For non-GitHub CI (GitLab, CircleCI, Jenkins, Buildkite), the pattern is: install Claude Code in the build environment, set the API key, run claude -p. Anthropic does not publish an official Docker image as of early 2026, so you install the CLI directly in your job environment. A typical step:

- run: |
    curl -fsSL https://claude.ai/install.sh | bash
    export PATH="$HOME/.local/bin:$PATH"
    claude -p "$PROMPT" --output-format json --allowedTools "Read,Edit"
  env:
    ANTHROPIC_API_KEY: ${API_KEY_SECRET}

Common gotchas

1. TTY detection.
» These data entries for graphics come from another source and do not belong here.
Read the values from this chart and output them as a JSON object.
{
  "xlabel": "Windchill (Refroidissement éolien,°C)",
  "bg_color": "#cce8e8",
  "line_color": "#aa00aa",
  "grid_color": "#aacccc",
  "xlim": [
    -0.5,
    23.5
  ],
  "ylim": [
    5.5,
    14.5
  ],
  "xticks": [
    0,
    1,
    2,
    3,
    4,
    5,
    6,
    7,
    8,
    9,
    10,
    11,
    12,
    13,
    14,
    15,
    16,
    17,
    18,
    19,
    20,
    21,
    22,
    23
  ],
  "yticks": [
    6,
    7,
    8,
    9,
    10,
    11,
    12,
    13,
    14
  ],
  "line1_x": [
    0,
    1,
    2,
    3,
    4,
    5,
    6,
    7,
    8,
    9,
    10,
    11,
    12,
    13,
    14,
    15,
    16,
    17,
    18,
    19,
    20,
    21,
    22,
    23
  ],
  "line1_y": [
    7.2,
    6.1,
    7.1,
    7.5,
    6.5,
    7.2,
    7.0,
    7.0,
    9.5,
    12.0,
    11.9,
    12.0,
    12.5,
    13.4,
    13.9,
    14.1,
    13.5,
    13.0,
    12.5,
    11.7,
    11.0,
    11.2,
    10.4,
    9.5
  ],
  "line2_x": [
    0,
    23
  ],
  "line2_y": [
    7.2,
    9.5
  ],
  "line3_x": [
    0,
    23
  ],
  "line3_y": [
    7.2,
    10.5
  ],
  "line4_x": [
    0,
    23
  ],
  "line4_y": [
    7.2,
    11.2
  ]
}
Some CI runners don't allocate a TTY by default, and Claude Code's input handling assumes interactive when stdin is a TTY. The -p flag makes input handling deterministic; don't rely on TTY detection
2. Missing CLAUDE.md context. If your CI checks out the repo at a shallow depth or to an unusual directory, your .claude/CLAUDE.md may not be present. Either ensure the workspace structure is intact or use --bare to opt out of context loading entirely
3. Secret leakage in logs. Default output may include tool calls and their arguments. If your prompt or environment contains secrets, they can end up in CI logs. Mask secrets at the CI provider level, and prefer --output-format json piped through jq to extract only the result field
4. Exit codes. Exit code 0 means the run completed successfully — but "successfully" only means the agent loop ran to a final response, not that the response was correct. If you need stronger validation, parse the JSON output and check expected markers in result or run a follow-up validation step
5. Non-determinism. Two identical runs of the same prompt can produce different outputs — Claude is a sampling model. For tasks where reproducibility matters (e.g. version bumping where the message must match a regex), constrain the output format aggressively or post-process to canonicalise
6. Cost runaway. A misconfigured run with no --max-turns and a prompt that leads to an infinite loop is a real risk. Cap --max-turns on every CI run; budget aggressively at first; raise as you trust the workflow

Useful patterns

• PR review — diff the branch, ask Claude to flag issues, post comments via the GitHub Action's PR-comment mode
• Scheduled maintenance — nightly or weekly cron job to clean up TODO comments, update dependencies, regenerate documentation
• Issue triage — on new issue, classify and label it; ask Claude to draft a first-pass diagnostic question to the reporter
• Release notes — on tag push, run Claude over the commits since the last tag and have it draft the changelog entry
• Headless transformation — convert content from one format to another at scale; with --bare and a tight tool allowlist, this is reliable enough for production batch jobs

Headless Claude Code is genuinely useful for the kind of work humans hate doing — repetitive review, cleanup, formatting, classification. The investment is in setting tight tool restrictions and parsing structured output; once that's in place, the agent does the work without supervision.